Prognostic Importance of White Coat Hypertension: Two out of Three?.


 

 In a long-term, population-based study, mortality risk was significantly elevated only in patients with hypertension on one of two out-of-office measures.

Although white-coat hypertension (elevated blood pressure [BP] on office measurement with normal BP on out-of-office measurement) has been known for many years, its importance and role in management decisions remain unclear. In the PAMELA study, 2051 residents of a town in northern Italy underwent three different BP measurements: in an office, self-administered at home, and 24-hour ambulatory monitoring. Participants were characterized as having normotension (all 3 measures normal), sustained hypertension (all 3 measures elevated), or white-coat hypertension (elevated office measure and ≥1 normal out-of-office measures). The white-coat–hypertension group was subdivided into participants with normal values on both out-of-office measures (true white-coat hypertension) and those with an elevated value on one measure (partial white-coat hypertension).

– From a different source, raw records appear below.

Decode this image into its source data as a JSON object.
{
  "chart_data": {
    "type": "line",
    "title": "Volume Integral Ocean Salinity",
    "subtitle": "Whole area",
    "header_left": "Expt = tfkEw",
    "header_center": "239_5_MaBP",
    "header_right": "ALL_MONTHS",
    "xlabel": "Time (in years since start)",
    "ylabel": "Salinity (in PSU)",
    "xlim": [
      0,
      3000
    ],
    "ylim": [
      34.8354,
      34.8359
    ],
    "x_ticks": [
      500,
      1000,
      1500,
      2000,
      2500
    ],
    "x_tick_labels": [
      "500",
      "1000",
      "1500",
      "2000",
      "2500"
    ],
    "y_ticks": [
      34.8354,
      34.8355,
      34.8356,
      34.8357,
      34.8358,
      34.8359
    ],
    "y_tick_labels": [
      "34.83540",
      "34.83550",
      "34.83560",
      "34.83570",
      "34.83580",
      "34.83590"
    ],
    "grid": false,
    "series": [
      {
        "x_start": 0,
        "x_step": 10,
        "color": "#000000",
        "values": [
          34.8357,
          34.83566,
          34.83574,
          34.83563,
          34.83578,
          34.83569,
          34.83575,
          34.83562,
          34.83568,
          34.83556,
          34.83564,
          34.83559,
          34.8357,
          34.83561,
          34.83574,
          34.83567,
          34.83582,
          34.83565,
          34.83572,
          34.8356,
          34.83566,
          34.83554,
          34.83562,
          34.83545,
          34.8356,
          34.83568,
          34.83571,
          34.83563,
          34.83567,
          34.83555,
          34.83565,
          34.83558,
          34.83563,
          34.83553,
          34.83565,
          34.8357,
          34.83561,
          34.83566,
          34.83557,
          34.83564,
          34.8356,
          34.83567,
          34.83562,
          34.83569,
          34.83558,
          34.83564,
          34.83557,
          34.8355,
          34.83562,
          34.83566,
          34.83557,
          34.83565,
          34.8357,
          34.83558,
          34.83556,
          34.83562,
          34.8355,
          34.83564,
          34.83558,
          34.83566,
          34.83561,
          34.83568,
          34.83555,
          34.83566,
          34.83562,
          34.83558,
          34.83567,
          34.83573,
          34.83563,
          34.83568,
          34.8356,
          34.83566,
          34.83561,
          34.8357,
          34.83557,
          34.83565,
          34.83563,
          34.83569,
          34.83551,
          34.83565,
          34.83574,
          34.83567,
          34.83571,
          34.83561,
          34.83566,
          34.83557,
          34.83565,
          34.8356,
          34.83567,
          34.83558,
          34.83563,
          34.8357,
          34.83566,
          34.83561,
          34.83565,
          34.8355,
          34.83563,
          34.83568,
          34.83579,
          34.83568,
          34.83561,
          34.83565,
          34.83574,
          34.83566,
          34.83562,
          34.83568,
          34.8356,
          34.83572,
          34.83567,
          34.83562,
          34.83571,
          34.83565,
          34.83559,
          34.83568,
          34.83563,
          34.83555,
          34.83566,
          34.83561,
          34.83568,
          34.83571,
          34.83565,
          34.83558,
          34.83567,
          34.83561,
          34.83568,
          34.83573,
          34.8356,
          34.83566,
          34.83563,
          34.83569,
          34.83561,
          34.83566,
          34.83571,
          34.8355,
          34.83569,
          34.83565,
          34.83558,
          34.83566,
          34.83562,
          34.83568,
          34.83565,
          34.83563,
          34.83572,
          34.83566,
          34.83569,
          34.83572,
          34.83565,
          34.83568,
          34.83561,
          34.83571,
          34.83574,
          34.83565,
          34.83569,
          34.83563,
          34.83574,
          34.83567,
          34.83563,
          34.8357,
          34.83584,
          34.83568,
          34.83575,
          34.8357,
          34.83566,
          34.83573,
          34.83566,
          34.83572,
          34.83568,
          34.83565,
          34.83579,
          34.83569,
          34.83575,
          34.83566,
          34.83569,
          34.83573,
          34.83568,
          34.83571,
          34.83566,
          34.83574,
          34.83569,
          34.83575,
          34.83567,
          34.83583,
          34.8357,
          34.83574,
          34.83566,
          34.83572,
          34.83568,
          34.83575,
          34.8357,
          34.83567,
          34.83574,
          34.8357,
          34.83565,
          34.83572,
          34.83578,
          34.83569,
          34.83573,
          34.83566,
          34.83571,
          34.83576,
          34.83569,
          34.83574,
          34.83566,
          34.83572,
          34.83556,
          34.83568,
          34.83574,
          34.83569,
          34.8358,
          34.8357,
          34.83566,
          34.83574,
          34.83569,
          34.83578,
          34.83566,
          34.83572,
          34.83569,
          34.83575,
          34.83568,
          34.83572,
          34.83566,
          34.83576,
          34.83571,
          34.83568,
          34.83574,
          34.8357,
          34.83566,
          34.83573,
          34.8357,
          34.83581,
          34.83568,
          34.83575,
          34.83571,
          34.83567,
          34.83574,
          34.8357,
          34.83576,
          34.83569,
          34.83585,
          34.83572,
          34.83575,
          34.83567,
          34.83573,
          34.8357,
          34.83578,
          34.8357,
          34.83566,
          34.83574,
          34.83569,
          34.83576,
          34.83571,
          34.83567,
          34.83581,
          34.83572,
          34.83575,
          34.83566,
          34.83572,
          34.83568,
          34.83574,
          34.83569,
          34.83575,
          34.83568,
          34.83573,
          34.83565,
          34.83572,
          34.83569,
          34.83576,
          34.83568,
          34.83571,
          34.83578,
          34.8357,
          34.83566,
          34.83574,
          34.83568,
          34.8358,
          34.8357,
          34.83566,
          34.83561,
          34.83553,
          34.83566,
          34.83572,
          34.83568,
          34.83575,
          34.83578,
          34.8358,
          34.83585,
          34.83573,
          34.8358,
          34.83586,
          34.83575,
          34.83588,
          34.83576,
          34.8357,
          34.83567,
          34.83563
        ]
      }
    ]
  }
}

During an average of 16 years of follow-up, rates of cardiovascular and all-cause mortality increased progressively and significantly from normotension to white-coat hypertension to sustained hypertension. Compared with normotensive participants, rates of cardiovascular and all-cause mortality were significantly increased in participants with sustained hypertension and those with partial white-coat hypertension, but not in those with true white-coat hypertension. Results were similar after excluding participants receiving antihypertensive treatment. In 750 patients without sustained hypertension at baseline who underwent repeat measurements at 10 years, the rate of sustained hypertension increased progressively and significantly from normotension to true white-coat hypertension to partial white-coat hypertension.

COMMENT

In this study, the mortality risk associated with true white-coat hypertension was similar to that associated with normal blood pressure, whereas the risk associated with partial white-coat hypertension was comparable to that associated with sustained hypertension. These findings suggest that three forms of BP measurement (1 in-office, 2 out-of-office) are better than two for risk assessment in patients with white-coat hypertension.